1 impostor remains

(Yes, I made the Among Us reference. I’m not immune to memes.)

Yesterday, I had a job interview. Well, it was really just the introductory phone screen that starts the interview process, but I’ve only once made it past that point, so it’s as good as the real thing for me. I’ve done about ten of these things in the past two and a half years, ranging from lengthy phone conversations to orientation seminars to code tests. Every time, I have the same problem: I feel like I don’t belong.

I know, I know. That’s strange to hear. You would think a guy who’s been writing code since before most of the interviewers were even born would be able to project confidence. The wisdom of age, if nothing else.

Not me.

As I’ve stated many times before, I suffer from a cocktail of mental problems that add up to what’s called Impostor Syndrome. Put simply, it’s the feeling that I’m only pretending to be what I claim.

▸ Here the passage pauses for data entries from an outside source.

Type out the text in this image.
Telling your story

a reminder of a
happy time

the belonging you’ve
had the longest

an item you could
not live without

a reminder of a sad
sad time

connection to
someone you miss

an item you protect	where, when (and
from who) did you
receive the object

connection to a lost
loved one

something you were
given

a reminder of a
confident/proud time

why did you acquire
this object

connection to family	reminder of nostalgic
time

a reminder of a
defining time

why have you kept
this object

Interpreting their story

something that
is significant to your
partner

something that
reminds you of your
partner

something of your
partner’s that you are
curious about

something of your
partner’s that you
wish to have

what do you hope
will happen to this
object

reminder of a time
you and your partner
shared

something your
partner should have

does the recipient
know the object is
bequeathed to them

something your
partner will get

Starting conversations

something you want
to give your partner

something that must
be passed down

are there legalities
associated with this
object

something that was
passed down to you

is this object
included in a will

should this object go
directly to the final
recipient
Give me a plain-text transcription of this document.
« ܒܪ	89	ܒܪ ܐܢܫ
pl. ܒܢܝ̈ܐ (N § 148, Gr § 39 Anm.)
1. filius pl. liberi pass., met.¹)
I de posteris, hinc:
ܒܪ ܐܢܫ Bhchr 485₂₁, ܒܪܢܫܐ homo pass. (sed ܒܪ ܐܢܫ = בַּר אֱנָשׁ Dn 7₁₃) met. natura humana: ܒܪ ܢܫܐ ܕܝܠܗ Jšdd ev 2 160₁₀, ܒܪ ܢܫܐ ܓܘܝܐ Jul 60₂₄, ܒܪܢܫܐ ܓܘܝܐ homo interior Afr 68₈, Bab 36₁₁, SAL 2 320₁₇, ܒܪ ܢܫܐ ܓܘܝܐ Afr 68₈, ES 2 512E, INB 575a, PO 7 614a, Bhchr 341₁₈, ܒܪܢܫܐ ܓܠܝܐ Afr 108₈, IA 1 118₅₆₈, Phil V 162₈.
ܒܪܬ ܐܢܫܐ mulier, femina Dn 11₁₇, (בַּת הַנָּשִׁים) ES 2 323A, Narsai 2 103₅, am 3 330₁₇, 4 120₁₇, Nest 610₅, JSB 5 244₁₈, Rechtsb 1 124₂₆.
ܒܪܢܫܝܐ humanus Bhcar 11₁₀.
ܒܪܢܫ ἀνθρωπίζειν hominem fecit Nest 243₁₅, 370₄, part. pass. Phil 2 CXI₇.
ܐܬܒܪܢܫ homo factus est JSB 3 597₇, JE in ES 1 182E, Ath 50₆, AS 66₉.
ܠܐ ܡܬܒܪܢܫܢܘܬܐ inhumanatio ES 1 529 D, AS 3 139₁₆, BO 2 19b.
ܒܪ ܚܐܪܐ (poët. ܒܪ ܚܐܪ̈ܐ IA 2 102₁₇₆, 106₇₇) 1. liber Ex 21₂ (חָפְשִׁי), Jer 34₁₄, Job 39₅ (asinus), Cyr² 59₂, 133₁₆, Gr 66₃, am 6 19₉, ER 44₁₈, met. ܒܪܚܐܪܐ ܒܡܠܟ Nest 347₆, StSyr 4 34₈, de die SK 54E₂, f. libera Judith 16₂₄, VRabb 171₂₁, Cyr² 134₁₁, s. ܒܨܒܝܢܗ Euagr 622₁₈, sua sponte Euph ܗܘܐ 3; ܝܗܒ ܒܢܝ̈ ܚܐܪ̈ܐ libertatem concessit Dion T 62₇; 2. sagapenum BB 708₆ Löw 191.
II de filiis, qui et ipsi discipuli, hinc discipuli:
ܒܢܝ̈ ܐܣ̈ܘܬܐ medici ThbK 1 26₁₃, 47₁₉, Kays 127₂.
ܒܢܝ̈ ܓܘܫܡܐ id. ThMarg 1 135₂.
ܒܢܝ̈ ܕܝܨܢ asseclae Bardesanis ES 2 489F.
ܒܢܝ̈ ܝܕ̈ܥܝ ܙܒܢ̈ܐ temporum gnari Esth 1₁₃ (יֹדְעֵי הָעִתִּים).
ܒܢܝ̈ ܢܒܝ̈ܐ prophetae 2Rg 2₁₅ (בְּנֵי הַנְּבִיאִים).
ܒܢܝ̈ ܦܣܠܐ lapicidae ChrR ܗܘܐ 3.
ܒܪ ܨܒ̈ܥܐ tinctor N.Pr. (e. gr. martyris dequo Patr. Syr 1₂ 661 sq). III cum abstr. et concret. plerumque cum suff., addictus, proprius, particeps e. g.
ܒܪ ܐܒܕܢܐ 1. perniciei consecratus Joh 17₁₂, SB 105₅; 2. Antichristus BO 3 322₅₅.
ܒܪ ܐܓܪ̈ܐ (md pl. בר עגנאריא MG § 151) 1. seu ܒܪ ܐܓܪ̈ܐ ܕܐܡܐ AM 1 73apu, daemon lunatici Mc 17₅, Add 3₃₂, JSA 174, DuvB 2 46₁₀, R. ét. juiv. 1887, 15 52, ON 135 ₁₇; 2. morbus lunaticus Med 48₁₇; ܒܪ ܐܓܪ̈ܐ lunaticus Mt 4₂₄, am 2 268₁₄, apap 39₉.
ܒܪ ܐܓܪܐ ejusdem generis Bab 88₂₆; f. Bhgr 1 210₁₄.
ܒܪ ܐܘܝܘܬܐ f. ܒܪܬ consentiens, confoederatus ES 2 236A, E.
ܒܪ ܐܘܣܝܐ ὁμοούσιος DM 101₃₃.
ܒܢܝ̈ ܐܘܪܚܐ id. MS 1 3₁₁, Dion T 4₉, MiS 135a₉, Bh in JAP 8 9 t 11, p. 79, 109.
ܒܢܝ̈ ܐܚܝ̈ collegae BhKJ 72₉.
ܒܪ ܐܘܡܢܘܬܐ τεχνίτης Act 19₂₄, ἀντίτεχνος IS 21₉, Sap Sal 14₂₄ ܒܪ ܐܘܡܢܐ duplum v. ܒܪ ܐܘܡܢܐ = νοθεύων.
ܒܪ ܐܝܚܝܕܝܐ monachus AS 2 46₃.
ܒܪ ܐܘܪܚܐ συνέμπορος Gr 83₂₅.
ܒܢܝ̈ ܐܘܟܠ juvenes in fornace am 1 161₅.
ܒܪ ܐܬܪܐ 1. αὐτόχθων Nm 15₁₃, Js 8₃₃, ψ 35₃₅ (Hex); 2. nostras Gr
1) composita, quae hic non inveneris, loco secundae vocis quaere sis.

In my case, a programmer. (I prefer that to “developer” when describing myself, as I’d rather write code than worry about infrastructure, marketing, PR, UI design, and all the other things under the developer umbrella.) I started learning this trade when I was 8. I started doing it seriously around age 13. I have nearly a quarter century of experience at this point. Maybe not all professional experience, but my mind doesn’t allow me to take it casually. Every line of code I write is serious business to me.

Yet the same thing happens every time I try to talk to someone else about it with the aim of getting paid to do what I love. I second-guess myself. I waver. I panic. Because these people have been in the business world, while I make a string of half-baked, half-finished toys. They spent tens of thousands of dollars on a degree. I’m self-taught; my formal programming education consists of the occasional BASIC lesson in elementary school.

If that sounds self-deprecating, well, it is. That’s how I get when my anxiety kicks into high gear. I begin to think that they’re thinking, “This guy is a joke. Why would we ever hire him?” I can’t compete with the imaginary “perfect hire” my mind has created. And if I know I’m going to lose, why bother trying in the first place?

I do have some serious accomplishments. I know I do. Look at Agena. Look at the little queue service I wrote for my brother’s Twitch stream, which he still occasionally uses after three years. As unprofessional as it may be, I can even point to a certain, ah, unsavory forum he used to administer: for the better part of eighteen months, I kept it running and even improved it. Without access to docs or even, in some cases, the server itself.

It’s just that…I can’t point to these when it’s time to step up. I get too scared that someone will think they aren’t real enough. “Oh, he wrote 50 lines of PHP. Wow.” And so much of what I feel makes me a good programmer is intangible. There’s no space on a résumé for passion, drive, and focus. HR doesn’t care about those; they want to see a BS in computer science and 4-5 years of DevOps.

Worst of all, this is a self-reinforcing problem for me. Each rejection only proves, in my mind, that I’m not good enough. If I were what I claimed, wouldn’t I already have a job? So that feeds the Impostor Syndrome, which makes the anxiety even worse for the next time around.

Short of actually getting hired (or somehow starting my own business, a near-impossibility nowadays), I don’t know how to break this cycle. Maybe, if I had more exposure, I could cope, but even getting to the interview point is hard enough. As I said, ten in two and a half years. And that’s from about 1500 applications.

I know I’m not the best at what I do. I also know that I’m a lot better than many people already working professionally in this field. I’ve found and even fixed their bugs, so that’s not just Dunning-Kreuger talking. So why is it that, when push comes to shove, I feel like a pretender?